The role of amyloid beta plaques in Alzheimer's disease is still debated among scientists.
Was the FDA's ruling a mistake?
Over 6 million Americans now have Alzheimer's disease, and deaths from Alzheimer's have risen over 145% over the past 20 years. Alzheimer's disease not only robs individuals of their autonomy but also places a huge burden on family members and the U.S. economy: $355 billion is spent annually on caring for people with Alzheimer's. Current FDA-approved treatments are only modestly effective at controlling disease symptoms, and none target a possible underlying cause.
The accelerated approval pathway allows patients with early-stage Alzheimer's to access aducanumab while a larger and more definitive clinical trial is conducted. Biogen says it hopes to have the clinical trial completed by 2030. If the study does not find reductions in the hard clinical endpoints, the drug will be withdrawn.
If aducanumab is ultimately found to be effective, many patients with early-stage Alzheimer's will reap the benefits in reductions in hospitalizations, doctor visits, nursing home costs and societal burden.
If aducanumab is found to be ineffective, however, Medicare, insurers and patients will have spent tens of millions of dollars on a drug that not only did not work but also exposed patients to adverse events, including the risk of bleeding in the brain..
Should physicians prescribe aducanumab, and should insurers pay for it?
For patients in the earlier stages of Alzheimer's disease, there is reason to try aducanumab based on the current clinical trial data and the lack of alternatives.
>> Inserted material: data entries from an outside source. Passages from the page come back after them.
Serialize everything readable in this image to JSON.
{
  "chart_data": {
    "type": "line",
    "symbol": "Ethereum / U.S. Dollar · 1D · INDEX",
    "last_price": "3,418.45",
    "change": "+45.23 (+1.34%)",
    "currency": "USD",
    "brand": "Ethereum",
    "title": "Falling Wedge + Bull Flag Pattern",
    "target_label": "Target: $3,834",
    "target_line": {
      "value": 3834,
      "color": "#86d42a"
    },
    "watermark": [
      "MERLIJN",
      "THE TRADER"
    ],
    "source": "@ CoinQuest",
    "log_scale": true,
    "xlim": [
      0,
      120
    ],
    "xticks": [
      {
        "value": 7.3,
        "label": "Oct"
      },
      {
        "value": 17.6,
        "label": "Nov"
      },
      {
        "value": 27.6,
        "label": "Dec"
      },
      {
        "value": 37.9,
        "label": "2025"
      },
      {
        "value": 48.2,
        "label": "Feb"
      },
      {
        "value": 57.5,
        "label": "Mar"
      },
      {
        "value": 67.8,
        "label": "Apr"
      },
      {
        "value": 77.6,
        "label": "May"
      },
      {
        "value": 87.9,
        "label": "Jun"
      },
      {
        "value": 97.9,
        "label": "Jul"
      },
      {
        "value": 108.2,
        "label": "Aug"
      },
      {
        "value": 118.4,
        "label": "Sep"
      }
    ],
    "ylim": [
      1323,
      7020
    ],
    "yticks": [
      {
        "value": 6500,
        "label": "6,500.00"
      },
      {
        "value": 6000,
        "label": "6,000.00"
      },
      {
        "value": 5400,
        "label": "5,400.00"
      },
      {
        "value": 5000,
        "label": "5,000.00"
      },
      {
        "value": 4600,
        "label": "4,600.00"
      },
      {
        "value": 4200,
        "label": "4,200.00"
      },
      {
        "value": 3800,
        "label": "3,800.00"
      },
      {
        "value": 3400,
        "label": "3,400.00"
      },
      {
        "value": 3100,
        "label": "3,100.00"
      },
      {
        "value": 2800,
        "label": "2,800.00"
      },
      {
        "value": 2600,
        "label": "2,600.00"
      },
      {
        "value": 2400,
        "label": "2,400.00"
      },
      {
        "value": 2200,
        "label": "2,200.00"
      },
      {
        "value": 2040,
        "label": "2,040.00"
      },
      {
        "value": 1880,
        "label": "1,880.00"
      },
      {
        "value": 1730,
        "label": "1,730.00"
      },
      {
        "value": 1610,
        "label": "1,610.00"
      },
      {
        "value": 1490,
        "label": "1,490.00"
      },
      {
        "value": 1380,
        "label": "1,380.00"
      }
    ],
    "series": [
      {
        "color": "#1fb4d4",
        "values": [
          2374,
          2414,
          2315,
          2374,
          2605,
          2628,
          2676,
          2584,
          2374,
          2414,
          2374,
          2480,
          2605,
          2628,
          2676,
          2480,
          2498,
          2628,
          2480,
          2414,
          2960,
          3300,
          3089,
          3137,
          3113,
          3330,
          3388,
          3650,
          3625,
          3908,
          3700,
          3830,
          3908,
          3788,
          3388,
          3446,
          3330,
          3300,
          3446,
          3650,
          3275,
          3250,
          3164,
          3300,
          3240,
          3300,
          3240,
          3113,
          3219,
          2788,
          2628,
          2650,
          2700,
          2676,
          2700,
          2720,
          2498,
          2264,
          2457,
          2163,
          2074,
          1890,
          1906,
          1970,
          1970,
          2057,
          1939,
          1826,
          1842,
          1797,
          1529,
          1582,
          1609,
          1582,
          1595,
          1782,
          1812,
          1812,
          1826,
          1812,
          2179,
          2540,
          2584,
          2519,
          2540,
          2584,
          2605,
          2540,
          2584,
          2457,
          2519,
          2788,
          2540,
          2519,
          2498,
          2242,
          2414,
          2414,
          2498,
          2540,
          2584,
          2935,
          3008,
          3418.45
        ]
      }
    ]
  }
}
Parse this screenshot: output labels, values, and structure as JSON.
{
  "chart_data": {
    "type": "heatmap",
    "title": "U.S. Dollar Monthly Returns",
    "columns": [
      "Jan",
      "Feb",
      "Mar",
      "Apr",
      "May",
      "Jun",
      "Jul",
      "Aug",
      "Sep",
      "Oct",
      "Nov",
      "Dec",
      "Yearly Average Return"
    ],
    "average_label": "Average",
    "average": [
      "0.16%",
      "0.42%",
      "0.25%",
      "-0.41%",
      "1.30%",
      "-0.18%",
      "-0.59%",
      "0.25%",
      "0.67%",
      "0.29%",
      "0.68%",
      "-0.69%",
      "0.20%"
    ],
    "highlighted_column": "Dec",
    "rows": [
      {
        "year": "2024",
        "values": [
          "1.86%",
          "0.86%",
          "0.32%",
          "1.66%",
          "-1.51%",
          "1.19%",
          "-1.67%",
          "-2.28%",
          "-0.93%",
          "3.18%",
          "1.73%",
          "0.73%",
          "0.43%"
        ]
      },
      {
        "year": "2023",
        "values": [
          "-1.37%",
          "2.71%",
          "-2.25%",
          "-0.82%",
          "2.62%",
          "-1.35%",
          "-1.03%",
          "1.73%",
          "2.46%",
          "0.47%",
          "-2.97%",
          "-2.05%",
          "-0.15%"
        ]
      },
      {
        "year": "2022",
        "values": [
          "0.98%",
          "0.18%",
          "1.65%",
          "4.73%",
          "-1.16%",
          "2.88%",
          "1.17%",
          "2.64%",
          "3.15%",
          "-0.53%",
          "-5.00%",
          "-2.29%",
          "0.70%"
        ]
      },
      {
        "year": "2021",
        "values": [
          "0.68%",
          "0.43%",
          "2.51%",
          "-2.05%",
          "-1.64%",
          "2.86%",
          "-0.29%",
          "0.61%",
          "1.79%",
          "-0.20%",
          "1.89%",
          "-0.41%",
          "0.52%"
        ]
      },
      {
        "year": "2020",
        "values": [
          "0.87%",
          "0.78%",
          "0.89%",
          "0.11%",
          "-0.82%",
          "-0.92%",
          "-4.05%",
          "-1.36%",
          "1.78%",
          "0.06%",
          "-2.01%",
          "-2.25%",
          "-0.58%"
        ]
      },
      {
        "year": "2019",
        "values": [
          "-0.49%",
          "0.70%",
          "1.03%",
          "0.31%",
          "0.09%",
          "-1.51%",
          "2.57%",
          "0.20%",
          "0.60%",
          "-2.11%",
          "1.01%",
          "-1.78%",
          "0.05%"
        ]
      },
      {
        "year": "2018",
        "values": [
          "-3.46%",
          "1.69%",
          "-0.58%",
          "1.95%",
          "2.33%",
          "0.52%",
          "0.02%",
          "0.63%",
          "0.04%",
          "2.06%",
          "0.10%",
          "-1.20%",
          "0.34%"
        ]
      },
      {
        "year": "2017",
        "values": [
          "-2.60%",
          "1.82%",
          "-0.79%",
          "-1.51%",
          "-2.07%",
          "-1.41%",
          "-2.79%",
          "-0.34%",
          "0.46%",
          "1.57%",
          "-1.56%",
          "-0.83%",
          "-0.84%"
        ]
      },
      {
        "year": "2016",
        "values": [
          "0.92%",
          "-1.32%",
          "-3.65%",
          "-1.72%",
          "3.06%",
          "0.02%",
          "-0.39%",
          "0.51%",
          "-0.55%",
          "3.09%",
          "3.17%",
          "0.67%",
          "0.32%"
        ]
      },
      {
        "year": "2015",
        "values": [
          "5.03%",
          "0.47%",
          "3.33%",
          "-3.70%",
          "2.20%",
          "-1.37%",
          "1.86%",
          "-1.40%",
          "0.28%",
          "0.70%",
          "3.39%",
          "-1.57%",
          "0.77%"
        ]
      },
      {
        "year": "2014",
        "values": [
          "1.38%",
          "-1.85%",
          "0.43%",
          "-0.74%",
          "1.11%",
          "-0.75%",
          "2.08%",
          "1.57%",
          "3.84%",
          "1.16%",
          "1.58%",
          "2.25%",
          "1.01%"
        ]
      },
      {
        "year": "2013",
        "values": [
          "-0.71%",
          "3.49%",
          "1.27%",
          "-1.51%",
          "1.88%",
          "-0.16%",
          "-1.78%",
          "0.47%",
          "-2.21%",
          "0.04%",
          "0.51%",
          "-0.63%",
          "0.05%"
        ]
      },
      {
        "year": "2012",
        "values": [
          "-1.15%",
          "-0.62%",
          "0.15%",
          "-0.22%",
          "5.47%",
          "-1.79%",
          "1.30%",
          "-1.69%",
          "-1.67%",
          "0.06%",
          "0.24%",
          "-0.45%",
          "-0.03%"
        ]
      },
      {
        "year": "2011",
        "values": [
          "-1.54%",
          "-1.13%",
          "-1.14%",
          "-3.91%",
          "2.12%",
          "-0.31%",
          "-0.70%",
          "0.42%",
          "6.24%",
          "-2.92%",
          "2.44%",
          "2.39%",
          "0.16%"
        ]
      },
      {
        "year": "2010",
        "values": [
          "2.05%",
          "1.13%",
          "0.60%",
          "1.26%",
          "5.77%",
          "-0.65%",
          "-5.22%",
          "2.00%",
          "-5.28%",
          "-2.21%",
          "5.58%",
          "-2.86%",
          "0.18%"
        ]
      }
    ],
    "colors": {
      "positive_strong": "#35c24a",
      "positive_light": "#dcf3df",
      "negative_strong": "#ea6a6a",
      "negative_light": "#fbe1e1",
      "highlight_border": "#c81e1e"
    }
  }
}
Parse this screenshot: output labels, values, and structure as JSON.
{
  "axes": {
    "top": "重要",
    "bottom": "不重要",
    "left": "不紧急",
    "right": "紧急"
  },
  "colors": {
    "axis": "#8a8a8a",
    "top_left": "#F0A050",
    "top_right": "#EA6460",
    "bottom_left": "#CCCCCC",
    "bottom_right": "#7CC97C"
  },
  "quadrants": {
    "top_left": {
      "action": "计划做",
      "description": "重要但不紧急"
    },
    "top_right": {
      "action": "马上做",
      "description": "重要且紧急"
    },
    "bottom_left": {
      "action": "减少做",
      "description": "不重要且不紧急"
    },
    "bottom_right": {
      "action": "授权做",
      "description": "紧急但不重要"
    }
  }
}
But in advanced disease, it is unlikely that aducanumab or any drug targeting amyloid beta will provide benefits.
In a cost-effectiveness assessment of aducanumab, the Institute for Clinical and Economic Review, an independent organization assessing the value of medical treatments, suggested an annual price range from $8,300 to $23,000. This is a far cry from the $56,000 a year the company is expecting to charge, and that doesn't account for the thousands of dollars in additional testing required to reduce the risk of brain swelling and bleeding.
The annual cost of the drug will likely greatly exceed the cost savings in other areas like reduced doctor visits and hospitalizations. Until further results are released, such high costs could lead private insurers to not cover or charge higher copays for the drug. Given the average age of those with Alzheimer's disease, however, most people receiving aducanumab will be eligible for Medicare and will most likely be covered. Whether the drug will actually treat the disease – the biggest issue in question – remains uncertain.
Let us all hope that the FDA's gamble pays off.